Many scholars have attempted to explain the vampire’s appeal in psychological terms literary scholar James Twitchell claims that psychoanalytically speaking, the vampire image is so popular because it represents a “complete condensation of problems and resolutions of preadolescence.” He claims that children must deal with first time feelings of sexual energy and hostility, and that the vampire image acts out these situations, through its blood sucking and preying on the living.
Kirk J. Schneider, a faculty member of the California School of Professional Psychology, offers a vastly different explanation. He maintains that the vampire figure, specifically Dracula, is appealing because it is horrifying.
Schneider states that true horror is when we are unexpectedly immersed in the infinite. Seeing this boundlessness is analogous to the boundlessness of that which is sacred, and thus dealing with the horror allows us to get a feel of what it would be like to deal with the holy.
Dracula seems infinite is his power — and the characters in the story as well as the audience must deal with that endless power. In regards to Dracula, Schneider states that “Dracula is not simply about a monster, it is about the mysterious force which permits monstrosities.”
Perkowski claims that the figure of Dracula the Vampire functions as a symbol of evil. He states the Vampire “is a focus of fascination for forbidden, proscribed feelings and acts rife with guilt and fear, a focus for venting one’s secret desires to surfeit.” To support his claim, he contrasts Dracula’s role with that of Santa Claus, claiming that they embody elements that make them polar opposites.

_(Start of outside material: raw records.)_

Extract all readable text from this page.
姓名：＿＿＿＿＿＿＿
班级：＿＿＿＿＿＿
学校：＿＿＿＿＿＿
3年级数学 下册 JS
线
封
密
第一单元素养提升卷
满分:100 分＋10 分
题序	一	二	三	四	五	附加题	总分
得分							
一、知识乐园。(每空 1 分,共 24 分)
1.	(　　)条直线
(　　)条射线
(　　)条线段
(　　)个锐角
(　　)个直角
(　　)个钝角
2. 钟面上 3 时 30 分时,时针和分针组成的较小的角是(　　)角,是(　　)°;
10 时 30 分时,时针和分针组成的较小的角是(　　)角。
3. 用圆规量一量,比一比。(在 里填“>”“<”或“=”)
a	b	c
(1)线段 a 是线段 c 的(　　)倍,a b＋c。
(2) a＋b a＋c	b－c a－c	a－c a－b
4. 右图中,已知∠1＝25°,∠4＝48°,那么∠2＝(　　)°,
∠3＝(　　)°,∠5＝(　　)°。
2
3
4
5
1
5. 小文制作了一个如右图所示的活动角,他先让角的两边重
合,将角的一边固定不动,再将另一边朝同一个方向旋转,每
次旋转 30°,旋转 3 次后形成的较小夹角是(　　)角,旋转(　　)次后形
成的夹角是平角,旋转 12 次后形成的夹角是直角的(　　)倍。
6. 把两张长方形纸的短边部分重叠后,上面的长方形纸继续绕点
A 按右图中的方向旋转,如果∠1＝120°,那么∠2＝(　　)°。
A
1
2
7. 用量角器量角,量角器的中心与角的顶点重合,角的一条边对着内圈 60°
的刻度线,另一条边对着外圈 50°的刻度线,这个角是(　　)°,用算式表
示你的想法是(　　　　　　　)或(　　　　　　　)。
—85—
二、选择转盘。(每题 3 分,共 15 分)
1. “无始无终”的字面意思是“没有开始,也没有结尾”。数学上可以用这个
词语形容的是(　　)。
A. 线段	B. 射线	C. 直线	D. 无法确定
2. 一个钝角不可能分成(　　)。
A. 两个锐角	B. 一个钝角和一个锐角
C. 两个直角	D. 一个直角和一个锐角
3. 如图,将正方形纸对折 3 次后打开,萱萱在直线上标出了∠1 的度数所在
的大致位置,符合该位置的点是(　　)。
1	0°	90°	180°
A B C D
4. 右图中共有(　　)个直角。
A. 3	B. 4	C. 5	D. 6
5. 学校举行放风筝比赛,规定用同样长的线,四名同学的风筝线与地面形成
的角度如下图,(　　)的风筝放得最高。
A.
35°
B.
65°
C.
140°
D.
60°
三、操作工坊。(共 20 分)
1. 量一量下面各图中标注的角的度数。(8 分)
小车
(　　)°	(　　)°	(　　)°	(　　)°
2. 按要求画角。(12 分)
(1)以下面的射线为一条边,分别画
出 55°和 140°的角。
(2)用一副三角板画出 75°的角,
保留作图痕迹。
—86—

There are many reasons that vampires are so popular. The vampire has the appeal of immortality, which has been a goal of man for ages. Men built the pyramids in an attempt to gain immortality, yet it comes naturally to vampires. Vampires have the appeal of power over others, which is very alluring to someone who feels that they have no power of their own. Finally and most importantly, vampires have a sexual appeal. This sexual appeal ranges from the more normal (dominance, charming, and innuendo of oral sex) to the strange (blood fetishes, sadomasochism, and necrophilia). All claims can be justified in some way or another.
The vampire usually is seen as a metaphor for the dark side of humans: our greed, lust, obsession, predatory natures, desire for eternal life, the tragic quality of being boxed in by fate. On another level, the vampire has the qualities of the dark rebel, the outcast, the ultimate opponent of the established order and the daylight world. Trapped in a half- world between the living and the dead, the vampire carries the tragic qualities of an outsider who does not fit in, a situation that many people can identify with.
Whereas the vampire was needed in the past as an outlet of fear and anxiety by being a scapegoat for unexplainable calamity, today not much seems to remain from his original essence. The vampire has freed itself from the contingencies of its social role to become a true archetype. Earlier in history, the associations of fear with the vampire were inseparable in its transmission, whereas today the image can stand alone, making it subject to a much broader scope of interpretation. As a multifaceted creature, the vampire is able to fulfill a wide range of elements in the individual psyche.
One thing, however, is known for sure: the image has withstood the test of time and change of cultures. In doing so, it has shown that, real or unreal, the vampire seems immortal with its continued presence in our society.